Kadın kahramanlardan biri olarak Türk tarihine adını yazdıran Halide Edip Adıvar İstiklal Madalyası ile ödüllendirildi.



Yazar olarak büyük üne kavuşan Halide Edip Adıvar’ın ilk romanı Heyula’dır. Ateşten Gömlek, Vurun Kahpeye, Handan, Kalp Ağrısı, Tatarcık,  Yol Palas Cinayeti diğer önemli eseleridir. Dağa Çıkan Kurt, Harap Mabetler, İzmir’den Bursa’ya, Kubbede Kalan Hoş Seda ise hikâye; Mor Salkım, Türkün Ateşle İmtihanı anı kitaplarıdır.



NENE HATUN


Nene Hatun Erzurumlu bir halk kahramanıdır. 1857 de Çeperli’de dünyaya geldi. Ruslar’ın Kars kalesini ele geçirmesi üzerine Kırım Savaşından sonra Erzurum’a gelmiş ve Çeperli köyüne yerleşmişlerdi. Ruslar durmuyor Kars’ı aldıktan sonra da ilerliyor ve önüne gelen kasaları, köyleri işgal ederek Erzurum’a ilerliyordu. Çeperli Köyün işgal edilmesinden bir süre önce Erzurum’a gelmişti. İşte böyle bir durumda, sabah ezanı sırasında camilerden Rusların Aziziye’ye saldırdığı haberi bildirildi, tarih 8 Kasım 1877 yi gösteriyordu.  Haberi duyan köyle elinde ne varsa, taş, sopa, değnek, kazma, kürek, tüfek tabanca Aziziye’ye koştu. Nene Hatun üç aylık oğlu kucağında ne yapacağını düşünüyordu. Nihayet karar veriyor ve “Çocuğu bana veren Allah onu korur” diyerek, çocuğu yatağında uyur vaziyette bırakıp duvarda asılı duran tüfeği kaptığı gibi dışarı fırlıyor ve Erzurum sokaklarında ev ev dolaşarak halkı uyandırıyor ve Aziziye’yi savunmaya koşmalarını söylüyordu. Nene Hatun için dur durak yoktu. Canavarlaşmış bütün gücünü halkı uyandırmaya vermişti. Erzurum halkı genç bir kadının çırpınışına seyirci kalmıyor ve binlerce insan Nene Hatun’un arkasından Aziziye’ye koşuyordu. Ruslar, gece yarısı saldırmıştı Aziziye’ye, uykularında ki askerlere büyük zayiat verdirmişti. Bunu gören halk bütün gücü ile Rusların üzerine saldırıyor ve Ruslara Aziziye’yi dar ediyordu…
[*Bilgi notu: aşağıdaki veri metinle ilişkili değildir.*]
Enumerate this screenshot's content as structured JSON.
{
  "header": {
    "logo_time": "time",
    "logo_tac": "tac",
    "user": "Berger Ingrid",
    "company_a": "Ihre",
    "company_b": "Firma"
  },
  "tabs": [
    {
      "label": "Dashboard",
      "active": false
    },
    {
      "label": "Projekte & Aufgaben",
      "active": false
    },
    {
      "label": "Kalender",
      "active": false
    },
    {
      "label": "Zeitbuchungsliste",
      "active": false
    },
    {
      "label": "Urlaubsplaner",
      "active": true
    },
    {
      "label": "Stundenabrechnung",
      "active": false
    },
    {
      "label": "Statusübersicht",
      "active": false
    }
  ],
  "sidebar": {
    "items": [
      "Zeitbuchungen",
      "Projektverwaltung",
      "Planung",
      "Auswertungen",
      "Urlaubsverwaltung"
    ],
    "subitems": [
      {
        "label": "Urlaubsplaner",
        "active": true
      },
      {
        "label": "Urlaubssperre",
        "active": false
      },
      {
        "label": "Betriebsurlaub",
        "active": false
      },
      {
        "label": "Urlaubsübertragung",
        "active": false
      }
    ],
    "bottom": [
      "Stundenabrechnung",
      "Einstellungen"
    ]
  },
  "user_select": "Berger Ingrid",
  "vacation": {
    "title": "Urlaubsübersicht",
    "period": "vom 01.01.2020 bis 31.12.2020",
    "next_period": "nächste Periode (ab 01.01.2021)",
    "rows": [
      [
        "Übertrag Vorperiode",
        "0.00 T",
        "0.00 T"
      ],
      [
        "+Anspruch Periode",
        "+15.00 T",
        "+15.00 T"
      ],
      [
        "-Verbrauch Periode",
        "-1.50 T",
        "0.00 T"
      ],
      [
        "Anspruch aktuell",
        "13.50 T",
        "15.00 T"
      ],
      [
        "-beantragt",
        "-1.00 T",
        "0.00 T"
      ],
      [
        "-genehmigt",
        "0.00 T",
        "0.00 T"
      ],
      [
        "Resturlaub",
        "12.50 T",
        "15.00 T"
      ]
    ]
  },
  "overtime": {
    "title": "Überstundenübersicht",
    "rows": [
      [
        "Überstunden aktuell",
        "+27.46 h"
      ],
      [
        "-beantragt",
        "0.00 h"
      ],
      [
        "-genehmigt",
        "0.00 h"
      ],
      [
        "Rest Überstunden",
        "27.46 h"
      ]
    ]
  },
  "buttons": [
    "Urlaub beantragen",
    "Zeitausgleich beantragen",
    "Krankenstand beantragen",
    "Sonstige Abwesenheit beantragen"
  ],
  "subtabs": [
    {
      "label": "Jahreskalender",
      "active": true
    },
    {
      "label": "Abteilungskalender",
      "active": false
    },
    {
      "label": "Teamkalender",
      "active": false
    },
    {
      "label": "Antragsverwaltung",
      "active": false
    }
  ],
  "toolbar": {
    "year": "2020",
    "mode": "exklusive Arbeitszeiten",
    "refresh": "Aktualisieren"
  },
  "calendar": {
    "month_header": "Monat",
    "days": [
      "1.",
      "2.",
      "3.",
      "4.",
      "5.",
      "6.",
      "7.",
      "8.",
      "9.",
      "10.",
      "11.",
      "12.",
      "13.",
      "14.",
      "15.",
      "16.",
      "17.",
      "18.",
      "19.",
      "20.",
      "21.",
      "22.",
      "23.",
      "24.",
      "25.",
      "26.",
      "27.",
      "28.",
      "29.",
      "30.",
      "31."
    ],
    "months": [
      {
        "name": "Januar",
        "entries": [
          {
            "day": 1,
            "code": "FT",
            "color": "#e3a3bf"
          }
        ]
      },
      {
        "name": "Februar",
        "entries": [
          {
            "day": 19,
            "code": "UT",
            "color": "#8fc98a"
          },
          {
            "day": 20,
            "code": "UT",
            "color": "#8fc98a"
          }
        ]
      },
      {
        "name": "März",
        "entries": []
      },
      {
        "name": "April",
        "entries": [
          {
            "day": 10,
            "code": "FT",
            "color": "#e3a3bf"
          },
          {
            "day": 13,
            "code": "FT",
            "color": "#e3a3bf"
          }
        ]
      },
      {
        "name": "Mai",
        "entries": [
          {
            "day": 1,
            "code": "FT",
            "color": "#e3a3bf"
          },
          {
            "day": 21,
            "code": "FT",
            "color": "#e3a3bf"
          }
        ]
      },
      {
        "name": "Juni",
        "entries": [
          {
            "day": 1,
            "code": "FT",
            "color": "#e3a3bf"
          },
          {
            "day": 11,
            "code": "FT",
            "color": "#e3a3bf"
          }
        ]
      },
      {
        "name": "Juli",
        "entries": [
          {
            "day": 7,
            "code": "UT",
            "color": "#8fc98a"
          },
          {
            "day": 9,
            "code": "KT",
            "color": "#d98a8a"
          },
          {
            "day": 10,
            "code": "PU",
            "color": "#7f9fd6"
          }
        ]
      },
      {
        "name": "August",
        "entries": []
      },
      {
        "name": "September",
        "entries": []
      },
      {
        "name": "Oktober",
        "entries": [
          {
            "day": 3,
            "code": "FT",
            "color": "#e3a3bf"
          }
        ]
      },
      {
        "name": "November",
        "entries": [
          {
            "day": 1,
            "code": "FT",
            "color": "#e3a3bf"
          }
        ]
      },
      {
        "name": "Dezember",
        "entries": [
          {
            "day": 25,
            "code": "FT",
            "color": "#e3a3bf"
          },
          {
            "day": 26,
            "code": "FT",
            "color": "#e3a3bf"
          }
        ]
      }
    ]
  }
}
Ruslar Aziziye’den atılmıştı ama pek çok şehit verilmişti. Aziziye savunması nedeni ile Nene Hatun kahraman olmuş dillerden düşmüyor, efsaneleşiyordu. Bilahare I. Dünya Savaşı sırasında Çanakkale’de üç oğlundan ikisi şehit düşmüştü.



Nene Hatun da insandı, yaşlanınca geçim sıkıntısı çekti ve nihayet kahraman kadınlardan Name Hatun ile birlikte 1943 yılında Cumhurbaşkanına başvurarak yardım talebinde bulundular. Milli kahramanlar sahipsiz bırakılmıyor ve Erzurum Valisi ve Belediye Başkanı 3. Ordu Komutanı ve 9. Kolordu Komutanı yardımlarını esirgemiyor, 1952 yılında da kahraman Nene Hatun’un bir heykeli Aziziye’ye dikiliyor, ayrıca kendisine 30 Ağustos Zafer Bayramı kutlamaları sırasında  “3. Ordunun Nenesi” unvanı veriliyordu.



Türk Kadınlar Birliği de Türkiye’de ilk kez yapılan Anneler Günü’nde Nene Hatun’u 1955 yılında “Yılın Annesi” seçiyordu. 22 Mayıs 1955 günü ise 98 yaşında, Erzurum Numune Hastanesinde hayata veda ederek tarihin sayfaları arasındaki yerini alıyordu.